„Die Schärfe der Konkretion“. Kurzrezension in der Analyse & Kritik:
Reinhard Strecker ist vielen bis heute kein Begriff, obwohl er als einer der Pioniere der bundesdeutschen Auseinandersetzung mit dem Nationalsozialismus gelten kann. Bereits Ende der 1950er Jahre begann auf Initiative des damaligen Sprachwissenschaftsstudenten an der Freien Universität Berlin eine kleine Gruppe aus dem Umfeld des SDS damit, Materialien über NS-Täter zu sammeln.

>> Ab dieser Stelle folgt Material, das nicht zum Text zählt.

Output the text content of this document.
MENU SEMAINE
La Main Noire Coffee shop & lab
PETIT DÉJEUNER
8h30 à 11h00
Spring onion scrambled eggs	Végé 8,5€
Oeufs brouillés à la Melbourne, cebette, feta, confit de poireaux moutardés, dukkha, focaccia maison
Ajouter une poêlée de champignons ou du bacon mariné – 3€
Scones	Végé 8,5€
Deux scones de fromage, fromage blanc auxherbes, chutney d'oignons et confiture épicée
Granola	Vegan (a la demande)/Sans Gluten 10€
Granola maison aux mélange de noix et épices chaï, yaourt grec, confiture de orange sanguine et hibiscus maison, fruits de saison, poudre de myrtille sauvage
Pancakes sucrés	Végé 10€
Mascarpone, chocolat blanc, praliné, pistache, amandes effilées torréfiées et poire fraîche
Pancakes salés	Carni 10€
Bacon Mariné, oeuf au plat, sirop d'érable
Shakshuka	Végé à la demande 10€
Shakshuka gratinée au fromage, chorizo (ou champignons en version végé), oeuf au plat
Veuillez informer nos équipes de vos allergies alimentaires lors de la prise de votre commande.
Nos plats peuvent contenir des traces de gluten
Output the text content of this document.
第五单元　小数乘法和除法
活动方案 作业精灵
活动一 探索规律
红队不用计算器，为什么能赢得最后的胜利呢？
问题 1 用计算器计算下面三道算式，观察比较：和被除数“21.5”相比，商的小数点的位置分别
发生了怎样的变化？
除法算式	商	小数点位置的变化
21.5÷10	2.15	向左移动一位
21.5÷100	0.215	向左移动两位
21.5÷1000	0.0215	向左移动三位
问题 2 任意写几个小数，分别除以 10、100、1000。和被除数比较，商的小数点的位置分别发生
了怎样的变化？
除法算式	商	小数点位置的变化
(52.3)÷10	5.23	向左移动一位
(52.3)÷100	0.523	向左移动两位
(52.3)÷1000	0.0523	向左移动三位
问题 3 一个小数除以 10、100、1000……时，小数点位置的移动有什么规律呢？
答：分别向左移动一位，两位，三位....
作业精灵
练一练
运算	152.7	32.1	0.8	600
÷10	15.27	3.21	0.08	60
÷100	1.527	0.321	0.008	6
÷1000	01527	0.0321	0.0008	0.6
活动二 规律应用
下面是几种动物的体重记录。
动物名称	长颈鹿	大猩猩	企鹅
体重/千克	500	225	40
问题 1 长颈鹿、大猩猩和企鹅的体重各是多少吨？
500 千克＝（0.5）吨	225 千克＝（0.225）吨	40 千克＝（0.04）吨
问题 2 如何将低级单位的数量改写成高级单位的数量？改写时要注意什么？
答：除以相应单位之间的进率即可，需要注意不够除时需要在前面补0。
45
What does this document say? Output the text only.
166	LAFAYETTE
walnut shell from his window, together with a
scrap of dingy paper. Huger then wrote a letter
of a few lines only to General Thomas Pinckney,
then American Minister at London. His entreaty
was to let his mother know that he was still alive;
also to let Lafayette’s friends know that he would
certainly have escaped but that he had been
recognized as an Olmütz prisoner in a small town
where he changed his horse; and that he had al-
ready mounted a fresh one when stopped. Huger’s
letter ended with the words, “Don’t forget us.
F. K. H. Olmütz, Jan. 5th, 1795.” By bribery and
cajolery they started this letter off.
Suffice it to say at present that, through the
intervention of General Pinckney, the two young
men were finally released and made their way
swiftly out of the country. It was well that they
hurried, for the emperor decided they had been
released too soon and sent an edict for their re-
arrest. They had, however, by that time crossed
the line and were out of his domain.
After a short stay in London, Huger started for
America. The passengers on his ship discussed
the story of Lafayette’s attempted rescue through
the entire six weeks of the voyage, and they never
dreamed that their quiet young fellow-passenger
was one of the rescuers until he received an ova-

Sie recherchierte Dokumente zu Unrechtsurteilen aus der NS-Zeit, die mitsamt den Namen der verantwortlichen Richter und Staatsanwälte öffentlich gemacht wurden. Daraus entstand die Ausstellung »Ungesühnte Nazijustiz«. Für die Verjährungsdebatten im Bundestag und die Gründung der Zentralen Stelle der Landesjustizverwaltungen zur Aufklärung nationalsozialistischer Verbrechen hat sie wesentliche Impulse gegeben. Gottfried Oy und Christoph Schneider widmen sich dieser frühen Phase der Auseinandersetzung mit dem NS. Ein Auszug aus einem Gespräch, das sie mit Strecker geführt haben, bildet den Kern ihres Buches. Es folgen je ein Essay zum Verhältnis der Neuen Linken zum Nationalsozialismus und zum Kontext der »Aufarbeitung« in der Bundesrepublik. Die Autoren wählen den aufwändigen und erkenntnisreichen Weg der Konkretion gehen. Sie zeigen damit, dass es möglich ist, sich jenseits von 68er-Bashing und der Reproduktion des Mythos der über den NS aufklärenden Generation den tatsächlichen Formen der Auseinandersetzung zu nähern.
Gottfried Oy, Christoph Schneider: Die Schärfe der Konkretion. Reinhard Strecker, 1968 und der Nationalsozialismus in der bundesdeutschen Historiografie. Westfälisches Dampfboot, Münster 2013, 252 Seiten, 24,90 EUR.